Background-Ethnic minorities account for 34% of critically ill COVID-19 patients despite constituting 14% of the UK population. Internationally, researchers have called for studies to understand deterioration risk factors to inform clinical risk tool development.
Methods-Multi-centre cohort study of hospitalised COVID-19 patients (n=3671) exploring determinants of health, including Index of Multiple Deprivation (IMD) sub-indices, as risk factors for presentation, deterioration and mortality by ethnicity. Receiver operator characteristics were plotted for CURB65 and ISARIC4C by ethnicity and area under the curve (AUC) calculated.
Results-Ethnic minorities were admitted with higher Charlson Comorbidity Scores than age, sex and deprivation matched controls and from the highest IMD sub-indices of at least one deprivation form: Indoor Living Environment(LE), Outdoor LE, Adult Skills and Wider Barriers to Housing and Services. Admission from the highest sub-indices of these deprivation forms was associated with multilobar pneumonia on presentation and ITU admission. AUC did not exceed 0.7 for CURB65 or ISARIC4C among any ethnicity except ISARIC4C among Indian patients 0.83 (0.73-0.93). Ethnic minorities presenting with pneumonia and low CURB65(0-1) had higher mortality than Caucasians (22.6% vs.9.4%; p<0.001); Africans were at highest risk (38.5%; p=0.006), followed by Caribbean (26.7%; p=0.008), Indian (23.1%; p=0.007) and Pakistani (21.2%; p=0.004).
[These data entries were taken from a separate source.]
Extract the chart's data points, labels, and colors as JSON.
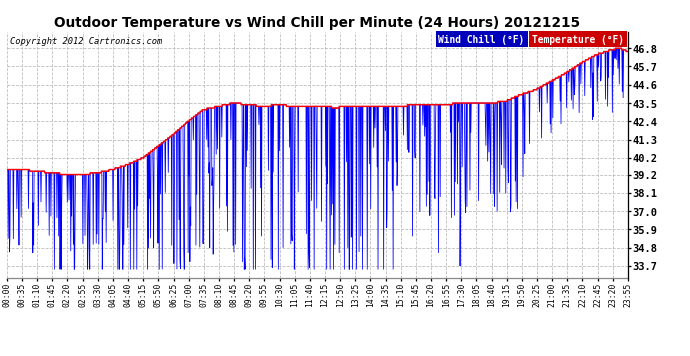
{
  "title": "Outdoor Temperature vs Wind Chill per Minute (24 Hours) 20121215",
  "copyright_text": "Copyright 2012 Cartronics.com",
  "legend_wind_chill": "Wind Chill (°F)",
  "legend_temperature": "Temperature (°F)",
  "ylabel_right_ticks": [
    33.7,
    34.8,
    35.9,
    37.0,
    38.1,
    39.2,
    40.2,
    41.3,
    42.4,
    43.5,
    44.6,
    45.7,
    46.8
  ],
  "ylim": [
    33.0,
    47.8
  ],
  "background_color": "#ffffff",
  "plot_bg_color": "#ffffff",
  "grid_color": "#bbbbbb",
  "wind_chill_color": "#0000ff",
  "temperature_color": "#ff0000",
  "legend_wc_bg": "#0000cc",
  "legend_temp_bg": "#cc0000",
  "x_tick_labels": [
    "00:00",
    "00:35",
    "01:10",
    "01:45",
    "02:20",
    "02:55",
    "03:30",
    "04:05",
    "04:40",
    "05:15",
    "05:50",
    "06:25",
    "07:00",
    "07:35",
    "08:10",
    "08:45",
    "09:20",
    "09:55",
    "10:30",
    "11:05",
    "11:40",
    "12:15",
    "12:50",
    "13:25",
    "14:00",
    "14:35",
    "15:10",
    "15:45",
    "16:20",
    "16:55",
    "17:30",
    "18:05",
    "18:40",
    "19:15",
    "19:50",
    "20:25",
    "21:00",
    "21:35",
    "22:10",
    "22:45",
    "23:20",
    "23:55"
  ],
  "num_minutes": 1440
}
Conclusions-Ethnic minorities exhibit higher multimorbidity despite younger age structures and disproportionate exposure to unscored risk factors: obesity and deprivation. Household overcrowding, air pollution, housing quality and adult skills deprivation are associated with multi-lobar pneumonia on presentation and ITU admission which are mortality risk factors. Risk tools need to reflect risks predominantly affecting ethnic minorities.